Per quanto riguarda l’Italia, l’Ocse sottolinea che la crescita dei salari è stata piuttosto contenuta e, in parte, neutralizzata dall’aumento dell’inflazione, che ha eroso il potere d’acquisto delle famiglie.

Con un’inflazione prevista all’1,1% per l’anno in corso e al 2% per il 2025, il recupero del potere d’acquisto per i lavoratori italiani sarà piuttosto limitato, stabilizzandosi intorno al 2,7% nel 2024 e al 2,5% nel 2025.

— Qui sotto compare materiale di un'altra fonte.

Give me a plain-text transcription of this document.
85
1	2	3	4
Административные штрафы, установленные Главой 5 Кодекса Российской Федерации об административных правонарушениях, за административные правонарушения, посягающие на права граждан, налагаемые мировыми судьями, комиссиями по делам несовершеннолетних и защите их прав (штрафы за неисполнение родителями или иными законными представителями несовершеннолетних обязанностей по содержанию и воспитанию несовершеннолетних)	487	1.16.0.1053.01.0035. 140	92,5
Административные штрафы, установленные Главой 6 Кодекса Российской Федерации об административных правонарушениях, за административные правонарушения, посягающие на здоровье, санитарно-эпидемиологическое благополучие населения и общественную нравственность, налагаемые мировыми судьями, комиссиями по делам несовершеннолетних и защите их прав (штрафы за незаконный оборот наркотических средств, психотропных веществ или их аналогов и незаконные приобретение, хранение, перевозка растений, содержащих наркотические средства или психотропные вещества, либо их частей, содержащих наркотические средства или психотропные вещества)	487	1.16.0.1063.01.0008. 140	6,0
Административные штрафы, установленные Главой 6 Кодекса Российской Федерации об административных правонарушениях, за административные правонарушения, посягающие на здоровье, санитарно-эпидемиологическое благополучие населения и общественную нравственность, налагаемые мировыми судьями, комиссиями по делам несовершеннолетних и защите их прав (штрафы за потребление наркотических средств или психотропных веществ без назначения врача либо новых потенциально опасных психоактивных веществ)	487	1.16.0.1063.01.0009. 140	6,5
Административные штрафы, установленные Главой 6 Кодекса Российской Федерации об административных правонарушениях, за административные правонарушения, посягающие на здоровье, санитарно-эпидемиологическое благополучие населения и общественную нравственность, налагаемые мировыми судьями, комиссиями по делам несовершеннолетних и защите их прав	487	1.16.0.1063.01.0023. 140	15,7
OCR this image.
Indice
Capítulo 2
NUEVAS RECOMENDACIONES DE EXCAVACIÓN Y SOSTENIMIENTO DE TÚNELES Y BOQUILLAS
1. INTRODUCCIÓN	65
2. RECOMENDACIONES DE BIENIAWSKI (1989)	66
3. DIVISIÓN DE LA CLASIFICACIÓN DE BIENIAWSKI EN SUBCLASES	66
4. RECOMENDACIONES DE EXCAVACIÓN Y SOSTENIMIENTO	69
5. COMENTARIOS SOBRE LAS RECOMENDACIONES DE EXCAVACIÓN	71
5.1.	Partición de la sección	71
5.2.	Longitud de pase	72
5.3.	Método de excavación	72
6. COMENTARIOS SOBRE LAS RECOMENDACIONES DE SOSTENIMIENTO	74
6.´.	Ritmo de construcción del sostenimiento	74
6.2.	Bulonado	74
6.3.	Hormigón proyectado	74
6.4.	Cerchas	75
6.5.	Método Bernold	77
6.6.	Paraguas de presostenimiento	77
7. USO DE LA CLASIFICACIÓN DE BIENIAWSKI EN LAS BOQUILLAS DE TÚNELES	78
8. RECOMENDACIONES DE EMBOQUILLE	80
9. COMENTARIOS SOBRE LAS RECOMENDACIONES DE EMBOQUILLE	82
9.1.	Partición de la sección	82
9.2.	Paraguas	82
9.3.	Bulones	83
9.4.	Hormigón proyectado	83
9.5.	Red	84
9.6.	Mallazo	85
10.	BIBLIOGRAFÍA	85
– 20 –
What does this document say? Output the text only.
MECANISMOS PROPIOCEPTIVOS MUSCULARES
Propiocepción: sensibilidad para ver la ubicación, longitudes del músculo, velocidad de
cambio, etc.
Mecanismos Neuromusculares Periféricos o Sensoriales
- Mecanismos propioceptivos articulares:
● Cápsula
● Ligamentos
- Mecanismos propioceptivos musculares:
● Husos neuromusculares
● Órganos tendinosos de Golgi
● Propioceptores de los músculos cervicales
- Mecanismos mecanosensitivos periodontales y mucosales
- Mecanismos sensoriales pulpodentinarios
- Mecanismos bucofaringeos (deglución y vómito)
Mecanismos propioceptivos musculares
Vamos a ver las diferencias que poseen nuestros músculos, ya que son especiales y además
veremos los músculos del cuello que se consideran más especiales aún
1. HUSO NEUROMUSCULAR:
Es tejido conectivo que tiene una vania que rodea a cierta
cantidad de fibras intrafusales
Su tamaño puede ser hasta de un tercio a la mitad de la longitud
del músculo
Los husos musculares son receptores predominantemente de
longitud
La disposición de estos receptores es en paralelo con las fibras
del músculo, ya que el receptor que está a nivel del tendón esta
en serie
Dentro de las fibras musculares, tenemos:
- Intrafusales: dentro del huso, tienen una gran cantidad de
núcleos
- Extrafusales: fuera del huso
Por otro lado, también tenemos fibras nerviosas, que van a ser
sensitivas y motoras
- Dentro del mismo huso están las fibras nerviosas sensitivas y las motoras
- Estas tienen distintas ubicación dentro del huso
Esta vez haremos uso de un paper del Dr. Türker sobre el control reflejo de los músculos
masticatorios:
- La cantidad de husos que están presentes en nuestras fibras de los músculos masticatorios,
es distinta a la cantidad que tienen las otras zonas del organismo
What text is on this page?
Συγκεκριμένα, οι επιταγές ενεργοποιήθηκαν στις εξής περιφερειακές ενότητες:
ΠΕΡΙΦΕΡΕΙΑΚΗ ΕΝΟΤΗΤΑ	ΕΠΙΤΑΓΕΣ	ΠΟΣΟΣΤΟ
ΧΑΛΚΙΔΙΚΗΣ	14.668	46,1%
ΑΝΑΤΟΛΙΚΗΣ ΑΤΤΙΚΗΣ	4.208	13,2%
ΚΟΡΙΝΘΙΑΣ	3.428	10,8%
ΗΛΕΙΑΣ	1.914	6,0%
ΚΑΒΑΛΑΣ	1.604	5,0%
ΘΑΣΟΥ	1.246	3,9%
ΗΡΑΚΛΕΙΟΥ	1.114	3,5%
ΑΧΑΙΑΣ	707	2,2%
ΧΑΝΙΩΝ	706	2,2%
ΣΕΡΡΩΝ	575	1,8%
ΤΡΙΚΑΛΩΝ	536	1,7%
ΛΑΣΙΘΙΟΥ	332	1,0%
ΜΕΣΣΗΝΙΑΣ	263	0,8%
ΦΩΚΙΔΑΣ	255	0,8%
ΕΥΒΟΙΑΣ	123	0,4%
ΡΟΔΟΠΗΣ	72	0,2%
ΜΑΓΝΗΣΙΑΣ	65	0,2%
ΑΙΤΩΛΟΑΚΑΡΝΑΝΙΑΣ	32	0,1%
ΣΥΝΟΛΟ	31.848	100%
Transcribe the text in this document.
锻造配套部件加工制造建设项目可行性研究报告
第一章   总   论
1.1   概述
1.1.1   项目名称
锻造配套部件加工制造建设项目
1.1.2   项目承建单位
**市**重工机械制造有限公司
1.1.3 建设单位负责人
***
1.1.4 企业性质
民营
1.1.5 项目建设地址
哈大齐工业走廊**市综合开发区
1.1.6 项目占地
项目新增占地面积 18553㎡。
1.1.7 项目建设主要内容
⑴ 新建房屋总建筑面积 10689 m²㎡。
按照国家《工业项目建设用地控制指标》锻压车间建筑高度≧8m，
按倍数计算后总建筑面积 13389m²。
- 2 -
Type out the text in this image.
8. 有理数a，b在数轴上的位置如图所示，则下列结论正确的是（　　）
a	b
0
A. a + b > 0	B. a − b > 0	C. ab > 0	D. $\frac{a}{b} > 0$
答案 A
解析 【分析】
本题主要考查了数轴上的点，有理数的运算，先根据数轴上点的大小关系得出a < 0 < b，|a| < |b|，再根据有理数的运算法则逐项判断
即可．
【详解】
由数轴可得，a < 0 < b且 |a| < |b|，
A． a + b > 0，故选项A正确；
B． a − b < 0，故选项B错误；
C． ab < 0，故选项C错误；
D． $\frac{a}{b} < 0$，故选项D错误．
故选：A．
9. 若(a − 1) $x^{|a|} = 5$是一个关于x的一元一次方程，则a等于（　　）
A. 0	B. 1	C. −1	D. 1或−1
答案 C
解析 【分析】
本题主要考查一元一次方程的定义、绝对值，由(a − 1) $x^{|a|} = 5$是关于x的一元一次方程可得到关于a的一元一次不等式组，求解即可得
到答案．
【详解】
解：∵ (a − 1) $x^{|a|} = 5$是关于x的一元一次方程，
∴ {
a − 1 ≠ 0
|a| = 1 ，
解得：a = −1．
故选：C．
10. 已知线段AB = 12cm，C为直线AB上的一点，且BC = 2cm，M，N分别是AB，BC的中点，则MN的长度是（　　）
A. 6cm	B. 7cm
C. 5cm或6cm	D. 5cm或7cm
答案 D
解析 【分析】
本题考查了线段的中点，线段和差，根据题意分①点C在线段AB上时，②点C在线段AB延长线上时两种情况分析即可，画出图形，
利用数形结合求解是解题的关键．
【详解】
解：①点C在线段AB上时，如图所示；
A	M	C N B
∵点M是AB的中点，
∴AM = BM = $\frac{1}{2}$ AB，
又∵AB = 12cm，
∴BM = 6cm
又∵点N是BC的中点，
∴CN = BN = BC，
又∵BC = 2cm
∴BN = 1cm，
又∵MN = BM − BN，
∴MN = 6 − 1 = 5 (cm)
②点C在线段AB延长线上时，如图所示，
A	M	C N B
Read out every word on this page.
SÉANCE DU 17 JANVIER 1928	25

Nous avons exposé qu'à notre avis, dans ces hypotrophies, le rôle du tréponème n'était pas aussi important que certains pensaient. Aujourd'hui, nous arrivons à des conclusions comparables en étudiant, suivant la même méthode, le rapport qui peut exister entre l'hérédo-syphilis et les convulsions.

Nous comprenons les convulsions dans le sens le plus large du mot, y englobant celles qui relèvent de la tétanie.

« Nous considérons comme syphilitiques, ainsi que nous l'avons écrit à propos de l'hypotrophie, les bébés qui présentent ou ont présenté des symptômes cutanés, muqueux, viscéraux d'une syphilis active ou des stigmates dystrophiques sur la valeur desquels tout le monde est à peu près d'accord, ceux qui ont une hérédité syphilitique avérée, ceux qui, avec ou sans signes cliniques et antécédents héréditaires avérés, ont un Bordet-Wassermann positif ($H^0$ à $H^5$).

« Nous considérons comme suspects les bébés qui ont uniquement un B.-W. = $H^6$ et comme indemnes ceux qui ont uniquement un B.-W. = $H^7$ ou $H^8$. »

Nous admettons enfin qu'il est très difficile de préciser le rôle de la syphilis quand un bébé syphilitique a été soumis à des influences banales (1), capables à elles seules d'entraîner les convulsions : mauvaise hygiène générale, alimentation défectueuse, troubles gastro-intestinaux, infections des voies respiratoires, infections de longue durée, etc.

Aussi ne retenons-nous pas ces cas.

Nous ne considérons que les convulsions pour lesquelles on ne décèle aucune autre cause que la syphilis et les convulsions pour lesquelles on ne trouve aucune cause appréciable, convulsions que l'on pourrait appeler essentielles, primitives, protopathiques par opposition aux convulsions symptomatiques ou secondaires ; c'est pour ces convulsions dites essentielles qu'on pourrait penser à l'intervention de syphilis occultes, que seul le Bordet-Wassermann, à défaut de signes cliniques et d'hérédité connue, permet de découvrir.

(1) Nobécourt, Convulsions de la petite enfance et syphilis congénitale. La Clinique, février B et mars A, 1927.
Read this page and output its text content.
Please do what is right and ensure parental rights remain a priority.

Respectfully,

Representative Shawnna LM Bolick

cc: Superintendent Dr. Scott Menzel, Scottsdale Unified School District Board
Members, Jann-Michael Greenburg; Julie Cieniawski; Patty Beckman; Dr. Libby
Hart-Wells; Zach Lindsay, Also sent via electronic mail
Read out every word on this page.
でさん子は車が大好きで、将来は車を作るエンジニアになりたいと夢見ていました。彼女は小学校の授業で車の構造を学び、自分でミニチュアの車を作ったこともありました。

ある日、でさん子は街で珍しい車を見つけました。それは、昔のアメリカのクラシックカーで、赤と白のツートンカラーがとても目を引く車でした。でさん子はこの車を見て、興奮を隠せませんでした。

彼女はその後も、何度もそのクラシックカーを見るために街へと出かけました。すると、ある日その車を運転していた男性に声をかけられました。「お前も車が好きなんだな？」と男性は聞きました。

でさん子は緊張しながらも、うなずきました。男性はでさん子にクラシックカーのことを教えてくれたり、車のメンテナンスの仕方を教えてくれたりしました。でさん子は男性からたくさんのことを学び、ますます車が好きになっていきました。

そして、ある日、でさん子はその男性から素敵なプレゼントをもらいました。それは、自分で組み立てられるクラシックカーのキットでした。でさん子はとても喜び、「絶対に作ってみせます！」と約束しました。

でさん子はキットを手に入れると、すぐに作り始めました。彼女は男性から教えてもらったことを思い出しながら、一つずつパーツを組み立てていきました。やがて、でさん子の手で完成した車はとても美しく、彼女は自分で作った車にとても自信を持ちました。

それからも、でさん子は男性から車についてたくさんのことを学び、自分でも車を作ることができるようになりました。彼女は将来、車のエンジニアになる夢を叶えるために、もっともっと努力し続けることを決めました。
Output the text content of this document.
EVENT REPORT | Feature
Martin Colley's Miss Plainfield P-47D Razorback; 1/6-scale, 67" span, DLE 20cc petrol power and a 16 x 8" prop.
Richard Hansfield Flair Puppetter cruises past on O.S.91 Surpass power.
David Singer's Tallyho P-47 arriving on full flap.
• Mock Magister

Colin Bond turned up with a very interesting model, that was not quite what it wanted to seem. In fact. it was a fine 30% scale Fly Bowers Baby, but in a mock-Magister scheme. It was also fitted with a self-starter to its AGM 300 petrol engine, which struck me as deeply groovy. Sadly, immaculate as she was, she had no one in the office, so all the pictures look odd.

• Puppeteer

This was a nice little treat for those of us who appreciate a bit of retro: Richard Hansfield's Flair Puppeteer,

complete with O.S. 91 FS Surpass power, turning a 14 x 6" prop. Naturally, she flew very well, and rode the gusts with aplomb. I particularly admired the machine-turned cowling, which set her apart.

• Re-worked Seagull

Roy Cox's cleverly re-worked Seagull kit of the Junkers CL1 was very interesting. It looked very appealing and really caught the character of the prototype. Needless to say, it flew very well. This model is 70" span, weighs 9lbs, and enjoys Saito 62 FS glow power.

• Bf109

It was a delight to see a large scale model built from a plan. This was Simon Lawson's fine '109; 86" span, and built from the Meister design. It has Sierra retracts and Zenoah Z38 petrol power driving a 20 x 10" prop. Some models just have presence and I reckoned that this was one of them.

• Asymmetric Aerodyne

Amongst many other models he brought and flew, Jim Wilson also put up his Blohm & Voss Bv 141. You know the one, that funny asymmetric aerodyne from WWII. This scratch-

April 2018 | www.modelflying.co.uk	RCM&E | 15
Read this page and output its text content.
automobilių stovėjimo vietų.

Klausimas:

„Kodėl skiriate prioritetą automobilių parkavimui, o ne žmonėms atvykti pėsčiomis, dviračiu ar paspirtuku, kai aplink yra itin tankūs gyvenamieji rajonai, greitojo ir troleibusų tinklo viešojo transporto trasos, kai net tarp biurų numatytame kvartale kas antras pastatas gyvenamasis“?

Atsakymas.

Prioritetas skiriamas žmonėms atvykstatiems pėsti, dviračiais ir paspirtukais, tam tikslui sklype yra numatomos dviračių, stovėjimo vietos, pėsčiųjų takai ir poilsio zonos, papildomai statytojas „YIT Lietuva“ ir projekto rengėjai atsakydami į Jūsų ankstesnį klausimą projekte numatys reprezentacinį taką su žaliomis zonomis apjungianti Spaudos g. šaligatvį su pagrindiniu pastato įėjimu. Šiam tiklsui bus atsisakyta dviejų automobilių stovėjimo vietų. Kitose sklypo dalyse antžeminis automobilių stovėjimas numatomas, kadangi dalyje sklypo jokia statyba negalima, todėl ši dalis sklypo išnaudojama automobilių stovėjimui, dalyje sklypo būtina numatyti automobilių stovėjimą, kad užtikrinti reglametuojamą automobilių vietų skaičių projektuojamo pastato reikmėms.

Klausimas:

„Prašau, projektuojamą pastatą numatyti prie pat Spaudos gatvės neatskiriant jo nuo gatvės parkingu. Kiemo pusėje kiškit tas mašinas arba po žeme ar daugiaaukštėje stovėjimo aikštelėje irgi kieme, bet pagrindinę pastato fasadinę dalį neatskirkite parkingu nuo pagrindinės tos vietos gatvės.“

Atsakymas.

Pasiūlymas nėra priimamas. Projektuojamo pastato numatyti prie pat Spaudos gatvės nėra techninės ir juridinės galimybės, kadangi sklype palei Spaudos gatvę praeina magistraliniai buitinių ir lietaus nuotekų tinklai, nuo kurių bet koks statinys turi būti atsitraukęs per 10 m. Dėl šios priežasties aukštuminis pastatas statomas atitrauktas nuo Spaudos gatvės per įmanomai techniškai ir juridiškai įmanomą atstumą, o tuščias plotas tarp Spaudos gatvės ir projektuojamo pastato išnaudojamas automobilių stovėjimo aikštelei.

Persistono ancora profonde differenze nella distribuzione della ricchezza tra il Nord e il Sud del Paese. Queste disparità continuano a incentivare significative migrazioni interne da parte dei cittadini del Sud. La differenza salariale tra un lavoratore del Centro-Sud e uno del Centro-Nord può arrivare a 3.700 euro l’anno. Tuttavia, questa differenza è parzialmente compensata dal maggiore costo della vita nelle grandi città del Nord. Le regioni con gli stipendi più alti sono Trentino Alto Adige, Lombardia, Liguria e Piemonte, mentre la Basilicata si colloca all’ultimo posto.

Il divario di genere persiste: la differenza retributiva media tra uomini e donne è pari al 7,3%, cifra che scende al 5,5% nei ruoli dirigenziali. L’Ocse mette in evidenza un altro aspetto: lo stipendio reale di un lavoratore italiano è ancora inferiore di circa il 7% rispetto ai livelli pre-Covid, rendendo l’Italia il paese più colpito dalla pandemia nell’area euro.

Il report Jp Salary Outlook segnala che l’unico settore in forte crescita è quello dei servizi finanziari, con gli operatori che hanno beneficiato del più significativo aumento dei guadagni degli ultimi otto anni. Anche sul fronte occupazionale, l’Italia non se la passa bene: il tasso di disoccupazione nel Paese è superiore alla media Ocse del 4,9%. Inoltre, il tasso di occupazione si attesta al 62,1%, il più basso tra i paesi dell’area Ocse, dove la media è del 70,2%.

Per quanto riguarda i salari reali, tra il 1991 e il 2023 l’Italia ha registrato una crescita minima dell’1%, a fronte di un incremento del 32,5% nei Paesi dell’area Ocse.